Мы вновь остались наедине.
Я молчала, стоя неподалеку от дверей и косясь на мага. Он тоже помалкивал, но в отличие от зелененьких медленно подступал к путям отхода.
– Нам надо поговорить.
Всего три слова, но каких! Пожалуй, страшнее только «я тебя люблю», но и от этих хотелось бежать далеко и сверкая пятками. Видимо, мелькнуло что-то в глазах, раз уж Альтар решительно шагнул вперед и окончательно отрезал традиционный путь отступления. Пришлось сдаваться на милость победителя. Желудок, протролленный запахом шоколада, вновь напомнил о себе, но уже коликами.

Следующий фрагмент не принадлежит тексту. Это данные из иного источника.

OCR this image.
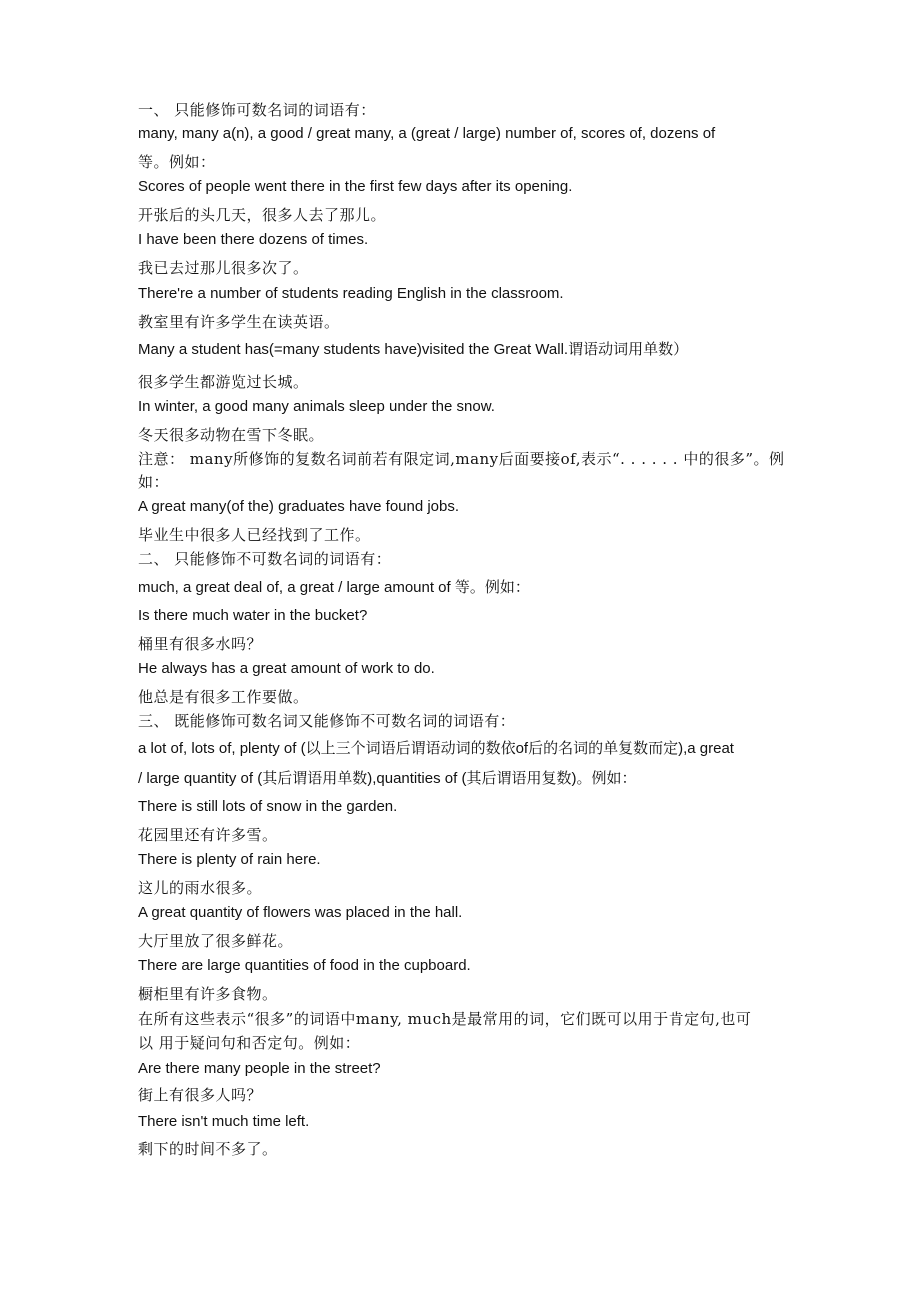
一、 只能修饰可数名词的词语有：
many, many a(n), a good / great many, a (great / large) number of, scores of, dozens of
等。例如：
Scores of people went there in the first few days after its opening.
开张后的头几天，很多人去了那儿。
I have been there dozens of times.
我已去过那儿很多次了。
There're a number of students reading English in the classroom.
教室里有许多学生在读英语。
Many a student has(=many students have)visited the Great Wall.谓语动词用单数）
很多学生都游览过长城。
In winter, a good many animals sleep under the snow.
冬天很多动物在雪下冬眠。
注意： many所修饰的复数名词前若有限定词,many后面要接of,表示“. . . . . . 中的很多”。例
如：
A great many(of the) graduates have found jobs.
毕业生中很多人已经找到了工作。
二、 只能修饰不可数名词的词语有：
much, a great deal of, a great / large amount of 等。例如：
Is there much water in the bucket?
桶里有很多水吗？
He always has a great amount of work to do.
他总是有很多工作要做。
三、 既能修饰可数名词又能修饰不可数名词的词语有：
a lot of, lots of, plenty of (以上三个词语后谓语动词的数依of后的名词的单复数而定),a great
/ large quantity of (其后谓语用单数),quantities of (其后谓语用复数)。例如：
There is still lots of snow in the garden.
花园里还有许多雪。
There is plenty of rain here.
这儿的雨水很多。
A great quantity of flowers was placed in the hall.
大厅里放了很多鲜花。
There are large quantities of food in the cupboard.
橱柜里有许多食物。
在所有这些表示“很多”的词语中many, much是最常用的词，它们既可以用于肯定句,也可
以 用于疑问句和否定句。例如：
Are there many people in the street?
街上有很多人吗？
There isn't much time left.
剩下的时间不多了。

– Кушать хочу! – согнувшись от охватившего меня горя, выдавила я.
На лице Альтара отчетливо показалась тревога. Меня подхватили на руки, устроили на диване и ушли спасать от голодной смерти. По дому вновь начал распространяться такой желанный аромат. А разговор… разговор был забыт. Тщательно задвинут под диван и прикрыт свисающим пледом. От греха подальше.
– В некотором царстве, в некотором государстве, в подболотном княжестве жил-был… – излагала за кулисами Баба-яга, показывая кулак своему вестнику и пытаясь отвоевать текст у лося.
Животинка оказалась не промах и пергамент с натуральным ароматизатором «черника» просто так упускать не собиралась. Делая вид, что хочет «просто посмотреть», лосина доковылял до края кулис, боднул занавес и был уличен в поедании текста. Теперь его держали все, кроме хозяина. Альтар опаздывал, но обещался быть к своему выступлению. Мы тянули, как могли. Даже махнулись на последний номер, когда чипсы уже съедены, а антракта для пополнения запасов и поднятия настроения нет. Но больше откладывать не получалось.
На сцене показались болотный князь, который царь (явное нарушение традиции зеленых устоев!), и его сын. Заняли полагающиеся позы. Лики их были возвышенно прекрасны, словно не они только что целовались с лосиной. Целоваться с Жабкой не разрешила сама Жабка, променяв их всех на одну необлизанную меня. Но мы отклонились.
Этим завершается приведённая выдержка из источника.